Volume 31 Numéro 06 Le 8 novembre 2013

Pierre Lemieux tente de calmer le jeu


Isabelle Lessard

Par Isabelle Lessard
Rédactrice en chef
redaction@journalagricom.ca


Le député de Glengarry-Prescott-Russell et secrétaire parlementaire à l’Agriculture, Pierre Lemieux, est convaincu que les producteurs laitiers canadiens devraient récupérer la part de marché qu’ils perdront au profit de leurs confrères européens, et ce, d’ici à ce que l’accord de libre-échange entre en vigueur, dans deux ans. C’est le message rassurant qu’il a tenté de faire comprendre aux 130 agriculteurs qui se sont présentés à l’une des trois séances d’informations les 25 et 26 octobre.

La pagaille qu’a créée l’entente entre le Canada et l’Union européenne (UE) pour un accord de libre-échange a eu un tel impact que le député a tenu à rassurer les producteurs de sa circonscription en les invitant à assister à trois réunions qu’il avait organisées à Vankleek Hill, Alexandria et St-Isidore. Ils étaient nombreux à s’y être présentés pour manifester leurs craintes à l’égard de ce projet.

Inébranlable devant les commentaires et reproches des nombreux producteurs laitiers de la région, M. Lemieux a précisé que son gouvernement et lui était sensibles à leurs préoccupations.

« Le système de gestion de l’offre est protégé. Chacun des trois grands piliers du système canadien de gestion de l’offre demeure intact : contrôle de la production, régulation des importations et réglementation des prix », a-t-il tenu à mentionner.

« Il y a une perception que les importations de fromages augmentent toujours, alors que c’est faux. Il y a une diminution significative [depuis l’arrivée du système de gestion de l’offre]», a révélé le député.

 

« Presque aucune répercussion »

Selon Pierre Lemieux, les fromageries et les producteurs laitiers ne devraient sentir pratiquement aucune répercussion de ce partenariat commercial avec l’UE. C’est que l’augmentation de la consommation de fromage au Canada compensera à son avis pour les pertes de parts de marché perdues par l’augmentation de 17 000 tonnes de fromages européens importés annuellement.

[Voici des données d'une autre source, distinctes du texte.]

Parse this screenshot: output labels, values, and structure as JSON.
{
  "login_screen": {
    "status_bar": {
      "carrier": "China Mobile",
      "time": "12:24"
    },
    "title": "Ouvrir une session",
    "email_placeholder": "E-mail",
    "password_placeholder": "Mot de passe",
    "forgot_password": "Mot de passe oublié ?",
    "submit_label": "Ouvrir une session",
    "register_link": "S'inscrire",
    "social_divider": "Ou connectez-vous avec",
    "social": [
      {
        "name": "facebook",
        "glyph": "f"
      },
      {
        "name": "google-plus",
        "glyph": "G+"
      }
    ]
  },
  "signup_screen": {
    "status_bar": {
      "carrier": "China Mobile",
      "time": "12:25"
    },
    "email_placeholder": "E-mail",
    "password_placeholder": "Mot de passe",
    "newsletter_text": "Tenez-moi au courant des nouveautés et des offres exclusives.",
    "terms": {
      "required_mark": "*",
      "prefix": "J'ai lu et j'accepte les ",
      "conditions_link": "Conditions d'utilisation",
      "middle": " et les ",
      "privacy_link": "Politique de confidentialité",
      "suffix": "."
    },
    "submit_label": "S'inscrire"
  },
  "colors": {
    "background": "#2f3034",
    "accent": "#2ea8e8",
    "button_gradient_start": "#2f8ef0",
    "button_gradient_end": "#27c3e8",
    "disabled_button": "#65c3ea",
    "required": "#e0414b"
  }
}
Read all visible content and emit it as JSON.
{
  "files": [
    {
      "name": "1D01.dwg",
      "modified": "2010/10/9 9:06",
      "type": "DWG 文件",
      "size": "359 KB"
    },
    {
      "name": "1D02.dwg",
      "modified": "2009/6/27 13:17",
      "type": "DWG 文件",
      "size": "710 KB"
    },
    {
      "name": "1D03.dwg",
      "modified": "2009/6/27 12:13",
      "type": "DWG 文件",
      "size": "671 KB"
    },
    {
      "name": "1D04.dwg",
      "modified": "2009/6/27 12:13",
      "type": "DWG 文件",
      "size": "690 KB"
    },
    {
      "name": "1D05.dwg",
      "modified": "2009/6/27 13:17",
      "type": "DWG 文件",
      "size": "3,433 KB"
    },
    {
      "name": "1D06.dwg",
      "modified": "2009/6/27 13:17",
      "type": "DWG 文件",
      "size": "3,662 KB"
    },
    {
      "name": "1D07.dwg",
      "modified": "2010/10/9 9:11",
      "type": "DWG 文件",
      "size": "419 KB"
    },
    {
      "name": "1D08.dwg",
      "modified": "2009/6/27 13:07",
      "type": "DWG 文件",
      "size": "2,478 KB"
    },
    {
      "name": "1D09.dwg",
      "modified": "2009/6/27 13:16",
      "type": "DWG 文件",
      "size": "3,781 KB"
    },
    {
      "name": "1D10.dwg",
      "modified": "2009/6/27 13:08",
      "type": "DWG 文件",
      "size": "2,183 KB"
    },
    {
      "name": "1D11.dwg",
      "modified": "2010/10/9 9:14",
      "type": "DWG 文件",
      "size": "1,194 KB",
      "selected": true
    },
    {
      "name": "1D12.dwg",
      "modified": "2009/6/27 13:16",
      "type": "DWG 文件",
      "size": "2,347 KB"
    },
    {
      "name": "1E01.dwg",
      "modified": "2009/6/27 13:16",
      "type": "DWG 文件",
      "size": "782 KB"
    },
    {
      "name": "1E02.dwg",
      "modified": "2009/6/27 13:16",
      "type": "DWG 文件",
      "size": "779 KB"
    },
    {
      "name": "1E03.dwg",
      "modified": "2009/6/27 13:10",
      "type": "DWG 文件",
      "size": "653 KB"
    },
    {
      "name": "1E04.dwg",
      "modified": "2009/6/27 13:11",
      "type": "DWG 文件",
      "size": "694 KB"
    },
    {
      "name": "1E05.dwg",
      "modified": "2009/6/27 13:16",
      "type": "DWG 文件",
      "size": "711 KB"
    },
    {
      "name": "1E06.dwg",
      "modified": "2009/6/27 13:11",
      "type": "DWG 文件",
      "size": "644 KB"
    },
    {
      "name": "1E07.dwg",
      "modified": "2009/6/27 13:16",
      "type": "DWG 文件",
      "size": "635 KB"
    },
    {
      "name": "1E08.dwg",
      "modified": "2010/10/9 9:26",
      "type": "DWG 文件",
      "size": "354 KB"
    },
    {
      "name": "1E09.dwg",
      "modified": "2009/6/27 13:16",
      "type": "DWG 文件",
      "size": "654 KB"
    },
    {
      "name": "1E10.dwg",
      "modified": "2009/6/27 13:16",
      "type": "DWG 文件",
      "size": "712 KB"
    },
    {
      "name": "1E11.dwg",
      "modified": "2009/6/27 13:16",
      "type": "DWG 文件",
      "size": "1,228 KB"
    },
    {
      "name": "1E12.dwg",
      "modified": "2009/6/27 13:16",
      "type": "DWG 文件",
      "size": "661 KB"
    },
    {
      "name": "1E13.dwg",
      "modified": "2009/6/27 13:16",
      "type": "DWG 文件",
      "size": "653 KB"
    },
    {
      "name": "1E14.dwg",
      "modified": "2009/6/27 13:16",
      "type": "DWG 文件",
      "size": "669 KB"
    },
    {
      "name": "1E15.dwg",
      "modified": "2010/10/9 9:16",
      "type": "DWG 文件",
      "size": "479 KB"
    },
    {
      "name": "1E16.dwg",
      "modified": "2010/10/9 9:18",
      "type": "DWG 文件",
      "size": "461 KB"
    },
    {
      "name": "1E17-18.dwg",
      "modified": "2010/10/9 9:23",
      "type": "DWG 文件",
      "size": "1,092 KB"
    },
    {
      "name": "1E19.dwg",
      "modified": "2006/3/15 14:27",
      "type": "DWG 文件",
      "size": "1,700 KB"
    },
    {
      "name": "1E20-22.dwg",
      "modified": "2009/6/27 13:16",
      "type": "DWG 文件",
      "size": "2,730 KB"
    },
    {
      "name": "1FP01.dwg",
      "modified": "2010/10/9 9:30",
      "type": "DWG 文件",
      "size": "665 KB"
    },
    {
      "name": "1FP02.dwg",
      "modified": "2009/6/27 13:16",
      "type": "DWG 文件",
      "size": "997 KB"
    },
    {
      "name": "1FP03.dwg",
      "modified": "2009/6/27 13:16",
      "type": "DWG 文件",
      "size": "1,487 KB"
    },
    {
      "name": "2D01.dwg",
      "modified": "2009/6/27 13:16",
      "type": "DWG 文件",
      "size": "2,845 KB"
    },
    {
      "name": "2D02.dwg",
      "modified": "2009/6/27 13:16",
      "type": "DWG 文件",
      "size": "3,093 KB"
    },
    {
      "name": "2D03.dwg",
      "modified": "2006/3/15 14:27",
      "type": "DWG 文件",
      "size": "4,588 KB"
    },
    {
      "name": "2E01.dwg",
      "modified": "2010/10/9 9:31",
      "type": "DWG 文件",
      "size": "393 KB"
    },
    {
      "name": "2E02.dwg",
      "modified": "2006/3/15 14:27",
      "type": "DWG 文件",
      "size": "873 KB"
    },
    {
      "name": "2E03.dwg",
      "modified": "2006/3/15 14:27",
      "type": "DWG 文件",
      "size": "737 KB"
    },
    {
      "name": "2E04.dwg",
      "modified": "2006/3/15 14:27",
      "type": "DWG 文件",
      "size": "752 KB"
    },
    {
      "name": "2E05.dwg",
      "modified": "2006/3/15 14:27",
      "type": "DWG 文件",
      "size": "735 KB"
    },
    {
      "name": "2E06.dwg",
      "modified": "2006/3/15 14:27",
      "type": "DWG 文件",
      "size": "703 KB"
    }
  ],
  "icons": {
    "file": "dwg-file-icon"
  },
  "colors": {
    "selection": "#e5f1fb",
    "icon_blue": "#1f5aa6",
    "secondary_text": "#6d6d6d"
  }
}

« Le marché augmente de 6 000 à 8 000 tonnes par année et nous avons donné accès à l’Union européenne à 17 000 tonnes de fromage. Mais d’ici à ce que l’accord prenne effet, dans deux ans, le marché aura grandi de 16 000 tonnes. Alors, ça s’équivaudra », a spécifié M. Lemieux.

« D’ici à ce que l’accord prenne effet, dans deux ans, le marché aura grandi de 16 000 tonnes. Alors, ça s’équivaudra. »

Ce dernier prévoit une période d’implantation de cinq ans, c’est-à-dire que la limite d’exportation de fromages européens ne sera pas atteinte dès l’entrée en vigueur de l’entente.

Rappelons qu’en vertu de l’accord de libre-échange, l’UE bénéficiera d’un plus grand accès au marché du fromage fin canadien, soit l’équivalent de 8%, le double de ce à quoi il a accès actuellement.

Les Canadiens consomment 425 000 tonnes de fromages par année à l’heure actuelle.

 

Compensation financière
Le député de Glengarry-Prescott-Russell a tenu à rappeler que le gouvernement s’était engagé à surveiller l’incidence de cet accord sur les revenus des producteurs laitiers et à offrir une compensation financière si une baisse de la production de lait était nécessaire.

« Nous nous sommes engagés à surveiller les répercussions tout au long de la période de mise en œuvre de l’accord, puis pour les trois années suivantes », a-t-il répété devant les trois assemblées d’agriculteurs.

Questionné sur les détails de ce dédommagement par notre journaliste, M. Lemieux a avoué que les détails n’avaient pas encore été déterminés et que le gouvernement collaborerait avec l’industrie laitière pour définir le cadre de cette aide financière.

Pierre Lemieux a réitéré que l’entente impliquant le Canada et les 28 pays d’Europe représente plus de 1,3 milliard $ pour le secteur agricole canadien et qu’il permettra de tripler le nombre de pays avec lesquels il a un accord de libre-échange. Cela équivaudra à un accès total à plus de la moitié du marché mondial, si l’on tient compte du partenariat commercial avec les États-Unis.